図6(a)はリライタブルレーザメディアとTPH用リライタブルメディアの耐光性の試験結果サンプル、図6(b)は画像濃度と消去濃度の変化を示しています。耐光性試験はキセノン光照射による加速試験で実施しており、キセノン光照射256時間が屋外での物流用途5年に相当します。TPH用リライタブルメディアは耐光性試験後は画像が薄くなり地肌は黄変しコントラストが極端に低下しています。これに対して、リライタブルレーザメディアは試験前後での画像の変化はあまり見られません。これは図6(b)の濃度測定結果グラフからも明らかです。

また、バーコード特性においても、TPH用リライタブルメディアは耐光性試験後Fグレード(バーコードスキャナで読み取りができないレベル)に対して、リライタブルレーザメディアは物流用途で要求されるCグレードを維持できており、屋外での物流用途で5年以上使用可能であることがわかります。

(a)5年相当の耐光性試験結果

(b)耐光性試験による画像濃度と消去濃度の変化

図6:リライタブルレーザメディアとTPH用リラタブルメディアの耐光性の違い

メディアの繰り返し耐久性向上技術

レーザマーカによるレーザ光をペンで描くようになぞるベクタースキャン印字方式は、多数のドットで文字を表現するラスタースキャンに比べ、短時間で描画が行えること、また文字の輪郭を滑らかに表現できる利点があるため、FA用途などで広く利用されています。しかし、リライタブルレーザシステムで通常のレーザマーカの文字データをそのまま描画に利用すると、図7に示すように交点部や折り返し部が複数回加熱されてしまいます。これにより、その部分に過剰な熱が加わることになり材料の分解温度に達してメディアが劣化し、消え残りが発生するという繰り返し耐久性の課題がありました。

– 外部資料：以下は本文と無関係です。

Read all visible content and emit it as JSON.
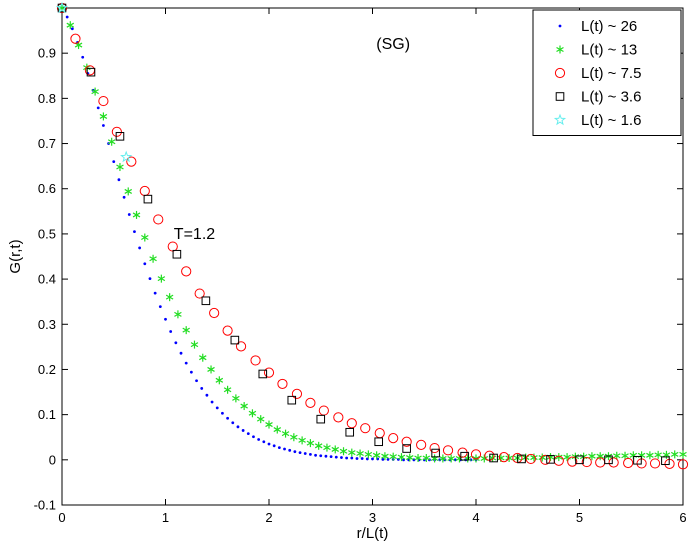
{
  "chart_data": {
    "type": "scatter",
    "title": "",
    "xlabel": "r/L(t)",
    "ylabel": "G(r,t)",
    "xlim": [
      0,
      6
    ],
    "ylim": [
      -0.1,
      1.0
    ],
    "grid": false,
    "legend_position": "top-right",
    "x_ticks": [
      "0",
      "1",
      "2",
      "3",
      "4",
      "5",
      "6"
    ],
    "y_ticks": [
      "-0.1",
      "0",
      "0.1",
      "0.2",
      "0.3",
      "0.4",
      "0.5",
      "0.6",
      "0.7",
      "0.8",
      "0.9"
    ],
    "annotations": [
      {
        "text": "(SG)",
        "x": 3.2,
        "y": 0.92
      },
      {
        "text": "T=1.2",
        "x": 1.28,
        "y": 0.5
      }
    ],
    "series": [
      {
        "name": "L(t) ~ 26",
        "marker": "dot",
        "color": "#0000ff",
        "x": [
          0.0,
          0.05,
          0.1,
          0.15,
          0.2,
          0.25,
          0.3,
          0.35,
          0.4,
          0.45,
          0.5,
          0.55,
          0.6,
          0.65,
          0.7,
          0.75,
          0.8,
          0.85,
          0.9,
          0.95,
          1.0,
          1.05,
          1.1,
          1.15,
          1.2,
          1.25,
          1.3,
          1.35,
          1.4,
          1.45,
          1.5,
          1.55,
          1.6,
          1.65,
          1.7,
          1.75,
          1.8,
          1.85,
          1.9,
          1.95,
          2.0,
          2.05,
          2.1,
          2.15,
          2.2,
          2.25,
          2.3,
          2.35,
          2.4,
          2.45,
          2.5,
          2.55,
          2.6,
          2.65,
          2.7,
          2.75,
          2.8,
          2.85,
          2.9,
          2.95,
          3.0,
          3.05,
          3.1,
          3.15,
          3.2,
          3.25,
          3.3,
          3.35,
          3.4,
          3.45,
          3.5,
          3.55,
          3.6,
          3.65,
          3.7,
          3.75,
          3.8,
          3.85,
          3.9,
          3.95,
          4.0
        ],
        "y": [
          1.0,
          0.98,
          0.954,
          0.924,
          0.891,
          0.855,
          0.818,
          0.779,
          0.74,
          0.7,
          0.66,
          0.62,
          0.581,
          0.543,
          0.505,
          0.469,
          0.434,
          0.401,
          0.369,
          0.339,
          0.311,
          0.284,
          0.259,
          0.236,
          0.214,
          0.194,
          0.175,
          0.158,
          0.143,
          0.128,
          0.115,
          0.103,
          0.092,
          0.082,
          0.073,
          0.065,
          0.058,
          0.051,
          0.045,
          0.04,
          0.035,
          0.031,
          0.027,
          0.024,
          0.021,
          0.018,
          0.016,
          0.014,
          0.012,
          0.01,
          0.009,
          0.008,
          0.007,
          0.006,
          0.005,
          0.004,
          0.004,
          0.003,
          0.003,
          0.002,
          0.002,
          0.002,
          0.001,
          0.001,
          0.001,
          0.001,
          0.0,
          0.0,
          0.0,
          0.0,
          0.0,
          0.0,
          0.0,
          0.0,
          0.0,
          0.0,
          0.0,
          0.0,
          0.0,
          0.0,
          0.0
        ]
      },
      {
        "name": "L(t) ~ 13",
        "marker": "asterisk",
        "color": "#22dd22",
        "x": [
          0.0,
          0.08,
          0.16,
          0.24,
          0.32,
          0.4,
          0.48,
          0.56,
          0.64,
          0.72,
          0.8,
          0.88,
          0.96,
          1.04,
          1.12,
          1.2,
          1.28,
          1.36,
          1.44,
          1.52,
          1.6,
          1.68,
          1.76,
          1.84,
          1.92,
          2.0,
          2.08,
          2.16,
          2.24,
          2.32,
          2.4,
          2.48,
          2.56,
          2.64,
          2.72,
          2.8,
          2.88,
          2.96,
          3.04,
          3.12,
          3.2,
          3.28,
          3.36,
          3.44,
          3.52,
          3.6,
          3.68,
          3.76,
          3.84,
          3.92,
          4.0,
          4.08,
          4.16,
          4.24,
          4.32,
          4.4,
          4.48,
          4.56,
          4.64,
          4.72,
          4.8,
          4.88,
          4.96,
          5.04,
          5.12,
          5.2,
          5.28,
          5.36,
          5.44,
          5.52,
          5.6,
          5.68,
          5.76,
          5.84,
          5.92,
          6.0
        ],
        "y": [
          1.0,
          0.962,
          0.918,
          0.868,
          0.815,
          0.76,
          0.704,
          0.648,
          0.594,
          0.542,
          0.492,
          0.445,
          0.401,
          0.36,
          0.322,
          0.287,
          0.255,
          0.226,
          0.2,
          0.176,
          0.155,
          0.136,
          0.119,
          0.103,
          0.09,
          0.078,
          0.067,
          0.058,
          0.05,
          0.043,
          0.037,
          0.031,
          0.027,
          0.023,
          0.019,
          0.016,
          0.014,
          0.012,
          0.01,
          0.008,
          0.007,
          0.006,
          0.005,
          0.004,
          0.004,
          0.003,
          0.003,
          0.003,
          0.003,
          0.003,
          0.003,
          0.003,
          0.004,
          0.004,
          0.004,
          0.004,
          0.005,
          0.005,
          0.005,
          0.006,
          0.006,
          0.006,
          0.007,
          0.007,
          0.008,
          0.008,
          0.008,
          0.009,
          0.009,
          0.01,
          0.01,
          0.01,
          0.011,
          0.011,
          0.012,
          0.012
        ]
      },
      {
        "name": "L(t) ~ 7.5",
        "marker": "circle",
        "color": "#ff0000",
        "x": [
          0.0,
          0.13,
          0.27,
          0.4,
          0.53,
          0.67,
          0.8,
          0.93,
          1.07,
          1.2,
          1.33,
          1.47,
          1.6,
          1.73,
          1.87,
          2.0,
          2.13,
          2.27,
          2.4,
          2.53,
          2.67,
          2.8,
          2.93,
          3.07,
          3.2,
          3.33,
          3.47,
          3.6,
          3.73,
          3.87,
          4.0,
          4.13,
          4.27,
          4.4,
          4.53,
          4.67,
          4.8,
          4.93,
          5.07,
          5.2,
          5.33,
          5.47,
          5.6,
          5.73,
          5.87,
          6.0
        ],
        "y": [
          1.0,
          0.932,
          0.862,
          0.794,
          0.726,
          0.66,
          0.595,
          0.532,
          0.472,
          0.417,
          0.368,
          0.325,
          0.286,
          0.251,
          0.22,
          0.193,
          0.168,
          0.146,
          0.126,
          0.109,
          0.094,
          0.081,
          0.07,
          0.059,
          0.048,
          0.04,
          0.033,
          0.026,
          0.021,
          0.016,
          0.012,
          0.009,
          0.006,
          0.004,
          0.002,
          0.0,
          -0.002,
          -0.004,
          -0.005,
          -0.006,
          -0.006,
          -0.007,
          -0.008,
          -0.008,
          -0.009,
          -0.01
        ]
      },
      {
        "name": "L(t) ~ 3.6",
        "marker": "square",
        "color": "#000000",
        "x": [
          0.0,
          0.28,
          0.56,
          0.83,
          1.11,
          1.39,
          1.67,
          1.94,
          2.22,
          2.5,
          2.78,
          3.06,
          3.33,
          3.61,
          3.89,
          4.17,
          4.44,
          4.72,
          5.0,
          5.28,
          5.56,
          5.83
        ],
        "y": [
          1.0,
          0.858,
          0.716,
          0.577,
          0.455,
          0.352,
          0.265,
          0.19,
          0.132,
          0.09,
          0.061,
          0.04,
          0.025,
          0.015,
          0.008,
          0.004,
          0.002,
          0.001,
          0.0,
          0.0,
          -0.001,
          -0.002
        ]
      },
      {
        "name": "L(t) ~ 1.6",
        "marker": "star",
        "color": "#66eeee",
        "x": [
          0.0,
          0.62
        ],
        "y": [
          1.0,
          0.67
        ]
      }
    ]
  }
}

重複を除去できれば過度の温度上昇の問題は解決できます。フォント自体を前もって作成して重複を除去する対策が考えられますが、文字の大きさ、線幅は、装置設定により変化するので、過不足なく重複部を除去したフォントを作成するには膨大な手間がかかります。しかも、線幅・文字サイズを想定して、重複がないようにフォントを作成した場合に、図8のように文字の拡大率によって重複が残ったり、隙間が空いたりして品質が低下してしまう課題がありました。そこで、リコーは、文字の大きさや線幅に応じて文字データの重複部を自動的に除去する文字描画データ生成ソフトウエアを開発することにより、過度の温度上昇なしに品質の高い文字を描画することができるレーザ光走査制御技術を確立しました。本技術を搭載したリライタブルレーザマーカを用いると、文字を異なるサイズで描画しても図9に示すように隙間はなく、かつ重複も除去されるため、視認性の向上に加え繰り返し耐久性の向上が実現しました。

図7: 交点や折り返し部の複数加熱の例

図8:フォントを前もって作成して重複を除去し、
文字サイズを変えた例

図9:文字の大きさに応じて
自動的に重複部を除去した画像

図10(a)は文字データの重複部を自動的に除去する文字描画データ生成ソフトウエアを組み込んだリライタブルレーザマーカを用いて、リライタブルレーザメディアに1,000回印字・消去を繰り返した結果を示しています。図10(b)は重複除去を行わないで印字・消去を行った結果です。重複除去を行わない場合は、交点や折り返し部が黒い斑点状に残っていますが、重複除去を行うと1,000回繰り返した後でも均一に消去可能であり、メディアが本来持つ耐久性性能が発揮できています。

(a)重複除去を行い印字・消去した場合

(b)重複除去を行わずに印字・消去した場合

図10:重複除去の繰り返し耐久性向上の効果

導入の効果

本技術により、リライタブル記録がより広い分野で環境保護や業務効率化に貢献することが可能となります。物流分野への展開では、現在は通い箱への表示方法として感熱ラベルをオートラベラーで印字、貼り付けを行い、通い箱が戻ってきたときにラベルを剥がし、新たなラベルに印字、貼り付けを行う運用方式を用いているためゴミが排出されます。本技術を搭載したリライタブルレーザシステムでは約1,000回の書き換えが可能になります。通い箱の寿命とほとんど同じ期間(数年間)貼り替えなしで使用できるようになるため、使用期間のラベルゴミはゼロとなり(図11)、CO2排出量も約10分の1(図12)。環境負荷削減に大きく貢献できます。本システムを現在国内で通い箱を運用している物流用途全体に展開することができれば、感熱紙ラベルの物量として、年間約4,800tの削減が可能と試算できます。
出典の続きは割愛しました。